The contemporary artwork on the stamp, now available nationwide, is a departure from some of previous Christmas stamps featuring traditional artwork of Mary and Jesus. Indeed, the 1980 USPS Christmas stamp showed the Madonna and Child in Bethlehem Chapel’s Epiphany stained-glass window.
Canon Kathleen Cox, executive director and chief operating officer of the cathedral, said it was “very fitting” for the new stamp to be unveiled in Bethlehem Chapel, as this was the first chapel completed at the cathedral and it is filled with Christmas imagery, right down to its needlepoint kneelers.
The Very Rev. Gary R. Hall, who assumed his duties at the 10th dean of the cathedral on Oct. 1, noted that, unlike previous Christmas stamps, the imagery of this one speaks to a variety of religious traditions because the flight into Egypt depicts the plight of the disenfranchised. Joseph and Mary fled to Egypt because the tyranny of Herod made it unsafe for them to stay in their own land: “Christianity has always stood with people who are up against it.”

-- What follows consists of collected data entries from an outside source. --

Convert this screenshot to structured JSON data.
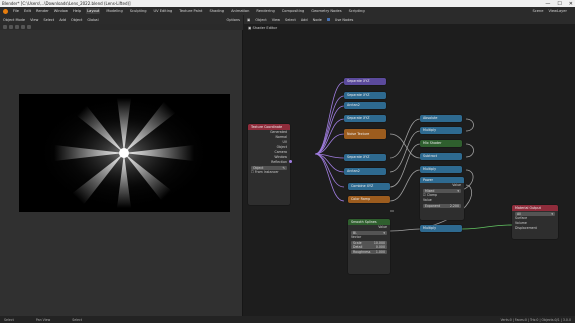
{
  "window": {
    "title": "Blender* [C:\\Users\\...\\Downloads\\Lens_2022.blend (Lens-Lifted)]",
    "controls": [
      "—",
      "☐",
      "✕"
    ]
  },
  "menubar": {
    "menus": [
      "File",
      "Edit",
      "Render",
      "Window",
      "Help"
    ],
    "tabs": [
      "Layout",
      "Modeling",
      "Sculpting",
      "UV Editing",
      "Texture Paint",
      "Shading",
      "Animation",
      "Rendering",
      "Compositing",
      "Geometry Nodes",
      "Scripting"
    ],
    "active_tab": "Layout",
    "scene": "Scene",
    "view_layer": "ViewLayer"
  },
  "left_editor": {
    "mode": "Object Mode",
    "menus": [
      "View",
      "Select",
      "Add",
      "Object"
    ],
    "shading": "Global",
    "options": "Options"
  },
  "right_editor": {
    "menus": [
      "Object",
      "View",
      "Select",
      "Add",
      "Node"
    ],
    "use_nodes": "Use Nodes",
    "breadcrumb": "Shader Editor"
  },
  "nodes": {
    "texcoord": {
      "title": "Texture Coordinate",
      "outputs": [
        "Generated",
        "Normal",
        "UV",
        "Object",
        "Camera",
        "Window",
        "Reflection"
      ],
      "object_label": "Object",
      "from_instancer": "From Instancer"
    },
    "small": [
      {
        "id": "n1",
        "title": "Separate XYZ"
      },
      {
        "id": "n2",
        "title": "Separate XYZ"
      },
      {
        "id": "n3",
        "title": "Arctan2"
      },
      {
        "id": "n4",
        "title": "Separate XYZ"
      },
      {
        "id": "n5",
        "title": "Noise Texture"
      },
      {
        "id": "n6",
        "title": "Separate XYZ"
      },
      {
        "id": "n7",
        "title": "Arctan2"
      },
      {
        "id": "n8",
        "title": "Combine XYZ"
      },
      {
        "id": "n9",
        "title": "Color Ramp"
      },
      {
        "id": "n10",
        "title": "Absolute"
      },
      {
        "id": "n11",
        "title": "Multiply"
      },
      {
        "id": "n12",
        "title": "Mix Shader"
      },
      {
        "id": "n13",
        "title": "Subtract"
      },
      {
        "id": "n14",
        "title": "Multiply"
      },
      {
        "id": "n15",
        "title": "Power"
      },
      {
        "id": "n16",
        "title": "Multiply"
      }
    ],
    "mix": {
      "title": "Emission",
      "mode": "Mixed",
      "clamp": "Clamp",
      "value_label": "Value",
      "factor_label": "Exponent",
      "factor_value": "2.200"
    },
    "gradient": {
      "title": "Smooth Splines",
      "output": "Value",
      "dropdown": "Bl.",
      "vector_label": "Vector",
      "fields": [
        {
          "label": "Scale",
          "value": "10.000"
        },
        {
          "label": "Detail",
          "value": "0.000"
        },
        {
          "label": "Roughness",
          "value": "1.000"
        }
      ]
    },
    "emission_small": {
      "title": "Emission"
    },
    "output": {
      "title": "Material Output",
      "target": "All",
      "inputs": [
        "Surface",
        "Volume",
        "Displacement"
      ]
    }
  },
  "statusbar": {
    "items": [
      "Select",
      "Pan View",
      "Select"
    ],
    "version": "Verts:0 | Faces:0 | Tris:0 | Objects:0/1 | 3.0.0"
  },
  "colors": {
    "accent": "#4772b3",
    "brand": "#e87d0d"
  }
}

“The holy family are refugees,” Hall told TLC after the ceremony. The new Christmas stamp is a reminder to those who see it on Christmas cards and letters of the oppression that exists today in lands where military domination, brutality and war thrive, he said.
“We are a faith community in a country with no established religion,” Dean Hall said, and the cathedral’s mission is to be a house of prayer for all people, not just Christians. The cathedral, he said, stands “at the intersection of faith and public life.”

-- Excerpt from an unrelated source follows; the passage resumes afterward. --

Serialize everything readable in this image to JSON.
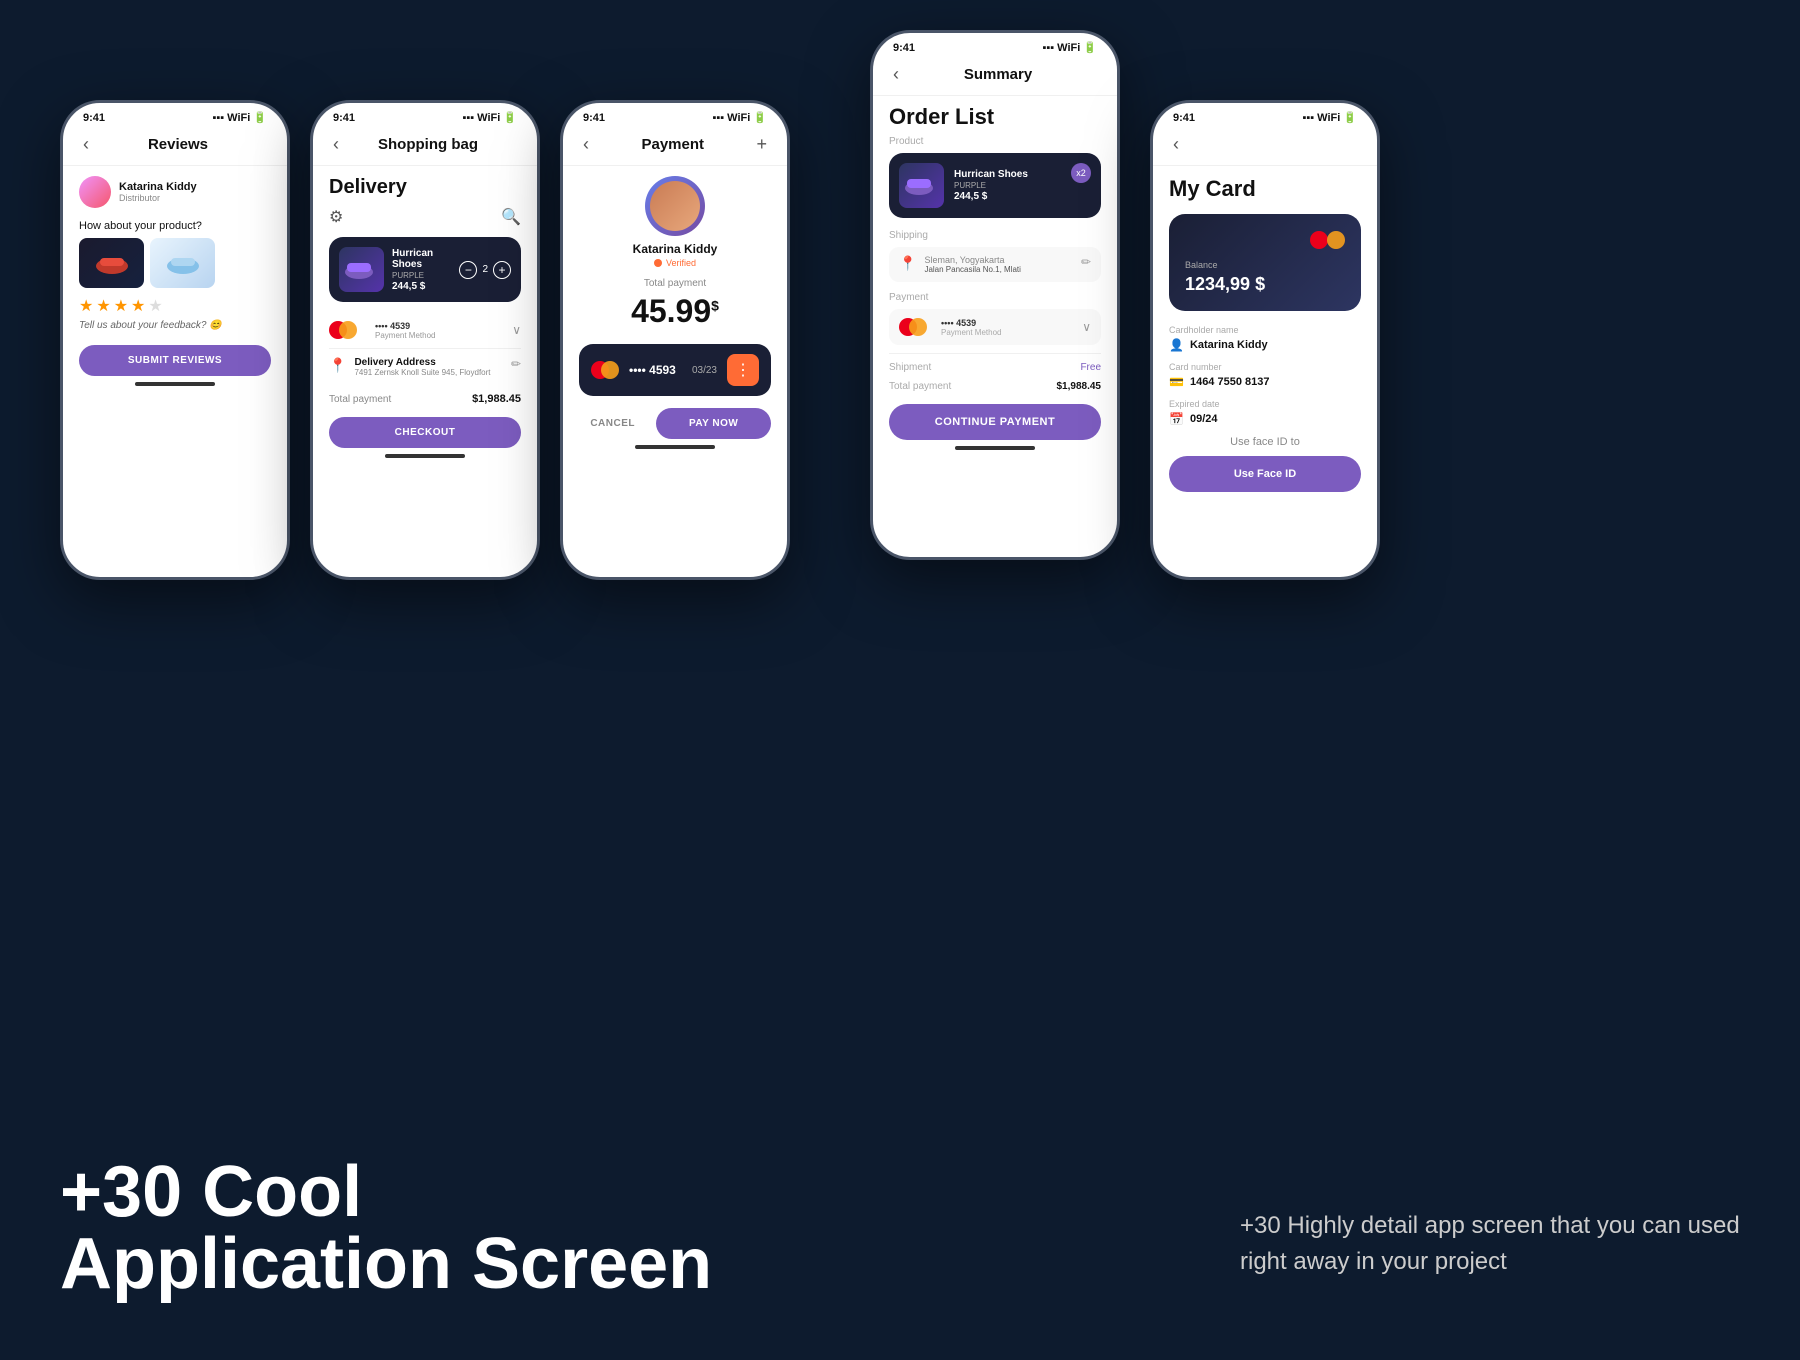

“This historic site has become a sacred place for our country,” said Louis J. Giuliano, a member of the USPS Board of Governors who is the former chairman, president and CEO of ITT Corp. He said Christmas is a time “to come together in unity,” and “a joyous time for the postal service.”
The new Christmas stamp celebrates “the miraculous hope of salvation that we celebrate each season” and the “spirit of goodwill” that marks the holiday months, Giuliano said.
He added that he always looks at the stamp on a piece of mail he receives, and that for him a Christmas stamp makes a card “that much more inviting.”
This year the USPS has printed 400 million new Holy Family Forever stamps. It also prints stamps commemorating Eid, Hanukkah, and Kwanzaa, and Christmas stamps with images of Santa Claus and holiday decorations.
Doreen Gentzler, news anchor of NBC4-TV, served as master of ceremonies; the stamp ceremony featured the Cathedral Girls Choir and harpist Susan Robinson.